Non-FATF area investors can’t have ‘significant influence’ in Indian NBFCs

New Delhi: Union Minister for Finance and Corporate Affairs Nirmala Sitharaman chairs a meeting of the Central Board of Directors of RBI, in New Delhi on Feb 15, 2020. MoS Finance and Corporate Affairs Anurag Singh Thakur and Reserve Bank of India Governor Shaktikanta Das. (Photo: IANS/PIB)

New Delhi, Feb 12 (IANS) The Reserve Bank on Friday said investors from non ‘Financial Action Task Force’ complaint jurisdictions can only hold less than 20 per cent of the voting power in India-based NBFCs.

The Financial Action Task Force (FATF) periodically identifies jurisdictions with weak measures to combat money laundering and terrorist financing.

In a notification on Friday, the RBI said that new investors from or through non-compliant FATF jurisdictions, investing in existing NBFCs or in companies seeking registration, should not be allowed acquire “significant influence” in the investee.

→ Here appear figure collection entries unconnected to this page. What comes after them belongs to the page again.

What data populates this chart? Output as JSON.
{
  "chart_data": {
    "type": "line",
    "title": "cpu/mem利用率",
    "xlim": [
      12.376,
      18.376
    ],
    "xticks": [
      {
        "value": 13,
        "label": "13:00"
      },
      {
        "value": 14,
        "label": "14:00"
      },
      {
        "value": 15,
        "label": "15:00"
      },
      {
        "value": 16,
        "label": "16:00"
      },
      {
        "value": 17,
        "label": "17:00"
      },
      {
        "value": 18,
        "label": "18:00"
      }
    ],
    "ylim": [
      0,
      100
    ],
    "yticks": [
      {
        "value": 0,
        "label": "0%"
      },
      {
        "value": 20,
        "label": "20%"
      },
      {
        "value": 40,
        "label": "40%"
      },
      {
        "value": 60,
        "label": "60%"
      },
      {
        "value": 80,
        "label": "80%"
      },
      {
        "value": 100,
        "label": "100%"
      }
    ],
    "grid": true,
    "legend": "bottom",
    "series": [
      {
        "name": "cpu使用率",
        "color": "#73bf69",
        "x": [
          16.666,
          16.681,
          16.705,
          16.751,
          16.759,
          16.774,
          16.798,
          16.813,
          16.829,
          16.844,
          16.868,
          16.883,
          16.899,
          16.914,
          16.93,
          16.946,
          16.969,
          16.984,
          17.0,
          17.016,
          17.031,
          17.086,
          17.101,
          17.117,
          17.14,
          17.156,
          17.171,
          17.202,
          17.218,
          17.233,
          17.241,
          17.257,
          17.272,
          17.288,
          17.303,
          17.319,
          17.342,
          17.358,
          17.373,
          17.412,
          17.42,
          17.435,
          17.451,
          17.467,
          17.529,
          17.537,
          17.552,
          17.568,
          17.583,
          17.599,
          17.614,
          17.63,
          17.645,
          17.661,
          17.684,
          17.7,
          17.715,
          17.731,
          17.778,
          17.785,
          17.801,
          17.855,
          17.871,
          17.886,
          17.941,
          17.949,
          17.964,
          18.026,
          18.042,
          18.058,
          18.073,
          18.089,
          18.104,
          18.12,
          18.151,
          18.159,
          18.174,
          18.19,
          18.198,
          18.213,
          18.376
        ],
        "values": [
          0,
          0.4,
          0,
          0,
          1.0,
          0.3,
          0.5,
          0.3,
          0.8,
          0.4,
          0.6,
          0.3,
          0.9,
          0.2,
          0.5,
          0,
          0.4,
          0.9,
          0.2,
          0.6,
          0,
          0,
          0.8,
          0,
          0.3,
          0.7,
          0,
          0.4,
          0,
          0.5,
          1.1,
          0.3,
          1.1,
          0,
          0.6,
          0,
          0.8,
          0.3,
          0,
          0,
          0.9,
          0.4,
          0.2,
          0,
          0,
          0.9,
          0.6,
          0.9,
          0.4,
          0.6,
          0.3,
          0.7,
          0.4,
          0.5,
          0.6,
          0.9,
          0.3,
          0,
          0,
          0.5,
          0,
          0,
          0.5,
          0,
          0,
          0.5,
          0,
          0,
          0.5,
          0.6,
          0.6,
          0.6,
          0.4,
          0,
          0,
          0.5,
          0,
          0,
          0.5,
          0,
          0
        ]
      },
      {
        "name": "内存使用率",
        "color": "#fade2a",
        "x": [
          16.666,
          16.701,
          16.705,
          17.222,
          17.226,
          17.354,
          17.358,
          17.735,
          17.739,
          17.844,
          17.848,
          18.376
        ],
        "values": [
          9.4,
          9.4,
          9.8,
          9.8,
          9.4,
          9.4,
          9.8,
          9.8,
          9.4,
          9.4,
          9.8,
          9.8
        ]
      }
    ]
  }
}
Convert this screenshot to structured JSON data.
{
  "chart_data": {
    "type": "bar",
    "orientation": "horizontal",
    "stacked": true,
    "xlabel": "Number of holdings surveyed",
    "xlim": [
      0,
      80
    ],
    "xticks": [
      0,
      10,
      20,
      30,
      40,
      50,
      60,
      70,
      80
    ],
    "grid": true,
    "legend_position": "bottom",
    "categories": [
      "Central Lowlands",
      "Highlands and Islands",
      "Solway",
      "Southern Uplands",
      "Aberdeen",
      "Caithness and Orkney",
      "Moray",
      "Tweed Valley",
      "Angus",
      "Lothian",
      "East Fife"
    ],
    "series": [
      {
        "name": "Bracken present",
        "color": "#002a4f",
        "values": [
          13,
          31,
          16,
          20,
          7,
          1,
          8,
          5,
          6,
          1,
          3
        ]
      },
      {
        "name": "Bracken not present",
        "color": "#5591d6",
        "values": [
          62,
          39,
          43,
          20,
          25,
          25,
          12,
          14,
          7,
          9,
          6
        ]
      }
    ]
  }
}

“Fresh investors (directly or indirectly) from such jurisdictions in aggregate should be less than the threshold of 20 per cent of the voting power (including potential voting power) of the NBFC,” it said.

Further, investors in existing NBFCs holding their investments prior to the classification of the source or intermediate jurisdictions as FATF non-compliant, may continue with the investments or bring in additional investments to support continuity of business in India.